We were driving from South Carolina to Vermont. I had brought along the book The Harbinger by Joseph Cahn, to help pass some of the seventeen hours in the car. Although impatient with the author’s repetitive narration, I was fascinated with the case he made for the warning of judgment on America. The chilling connection between the words of Isaiah 9:10 and the events of 9/11 were difficult to dismiss.

Linking bricks, hewn stone, sycamore trees and cypresses to Ground Zero and America’s foundations, Cahn couches the voice of a prophet in the form of a fictional narrative.

What if it’s true? What if God is really begging us to turn back NOW?

As Cahn asserts, we have lost sight of where our favor comes from. A people so deceived we don’t even recognize that the very words proclaimed from the nation’s capital as a show of our country’s strength are actually God’s words of judgment against Israel and possibly America’s defiance.

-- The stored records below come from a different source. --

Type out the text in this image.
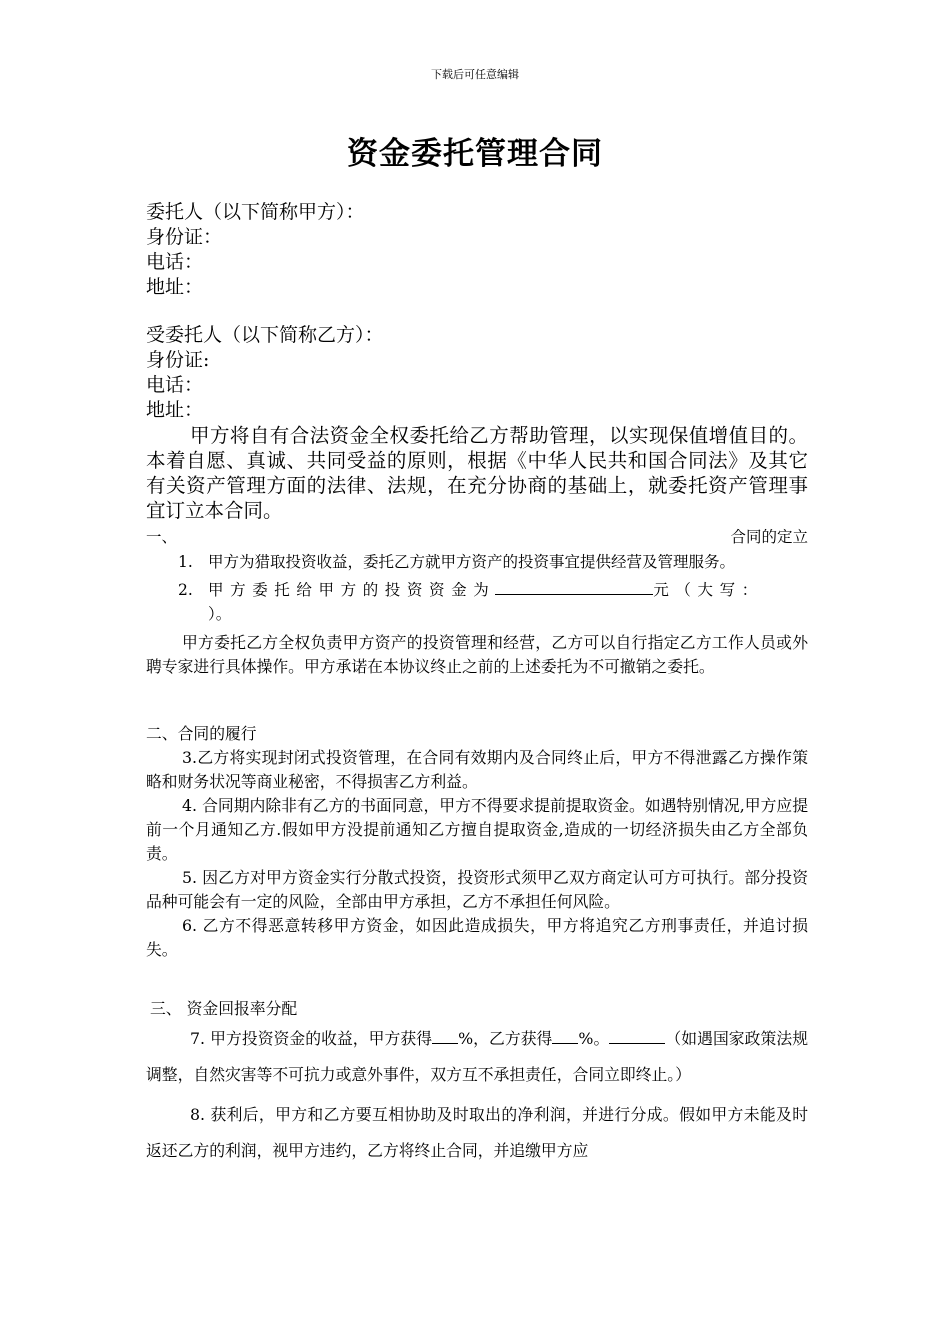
下载后可任意编辑
资金委托管理合同
委托人（以下简称甲方）：
身份证：
电话：
地址：
受委托人（以下简称乙方）：
身份证:
电话：
地址：
甲方将自有合法资金全权委托给乙方帮助管理，以实现保值增值目的。本着自愿、真诚、共同受益的原则，根据《中华人民共和国合同法》及其它有关资产管理方面的法律、法规，在充分协商的基础上，就委托资产管理事宜订立本合同。
一、	合同的定立
1. 甲方为猎取投资收益，委托乙方就甲方资产的投资事宜提供经营及管理服务。
2. 甲方委托给甲方的投资资金为	元（大写：
）。
甲方委托乙方全权负责甲方资产的投资管理和经营，乙方可以自行指定乙方工作人员或外聘专家进行具体操作。甲方承诺在本协议终止之前的上述委托为不可撤销之委托。
二、合同的履行
3.乙方将实现封闭式投资管理，在合同有效期内及合同终止后，甲方不得泄露乙方操作策略和财务状况等商业秘密，不得损害乙方利益。
4. 合同期内除非有乙方的书面同意，甲方不得要求提前提取资金。如遇特别情况,甲方应提前一个月通知乙方.假如甲方没提前通知乙方擅自提取资金,造成的一切经济损失由乙方全部负责。
5. 因乙方对甲方资金实行分散式投资，投资形式须甲乙双方商定认可方可执行。部分投资品种可能会有一定的风险，全部由甲方承担，乙方不承担任何风险。
6. 乙方不得恶意转移甲方资金，如因此造成损失，甲方将追究乙方刑事责任，并追讨损失。
三、 资金回报率分配
7. 甲方投资资金的收益，甲方获得 %，乙方获得 %。	（如遇国家政策法规调整，自然灾害等不可抗力或意外事件，双方互不承担责任，合同立即终止。）
8. 获利后，甲方和乙方要互相协助及时取出的净利润，并进行分成。假如甲方未能及时返还乙方的利润，视甲方违约，乙方将终止合同，并追缴甲方应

Superimposed on the scene in the car was the one outside. The rolling hills and white-fence horse pastures of the Virginia countryside, all topped with sunshine and fluffy clouds, showcased a land blessed with peace and beauty and favor. It was difficult to imagine it otherwise.

I took a break from reading and turned on the radio just in time to hear the announcement of the Supreme Court’s decision on Obamacare.  As upset as I was with Justice Roberts, I had to agree with his statement: “It’s not our job to protect the people from their political choices.”

No. We will all reap the consequences individually and collectively of our choices.

 Our choice to hand over our lives to the government control.

Our choice to remove all vestiges of God from public places.

Our choice of whether or not to “humble ourselves and pray, and turn from our wicked ways so that God would hear from heaven and forgive our sin and heal our land.’—2 Chronicles 7:14

We passed a lone billboard on the edge of a field. Its message simple: “You will meet God.”

One way or another, regardless of which choice we make.

I powered down my Nook and shut off the radio. What did these past moments of sobering reflection mean to me? 

As a child of God, I have been given the responsibility to be a bearer of truth, but so often have remained silent in the noise of the mockers, cowered in fear of loss of favor.

 God has equipped me, as well as all his children, to proclaim his glory, why should I fear?

We may live in times of encroaching darkness, but “the light shines in the darkness, and the darkness has not overcome it.”—John 1:5 

May those of us who walk with God, rouse ourselves, shake off our lethargy, and take up our appointed positions in such a time as this.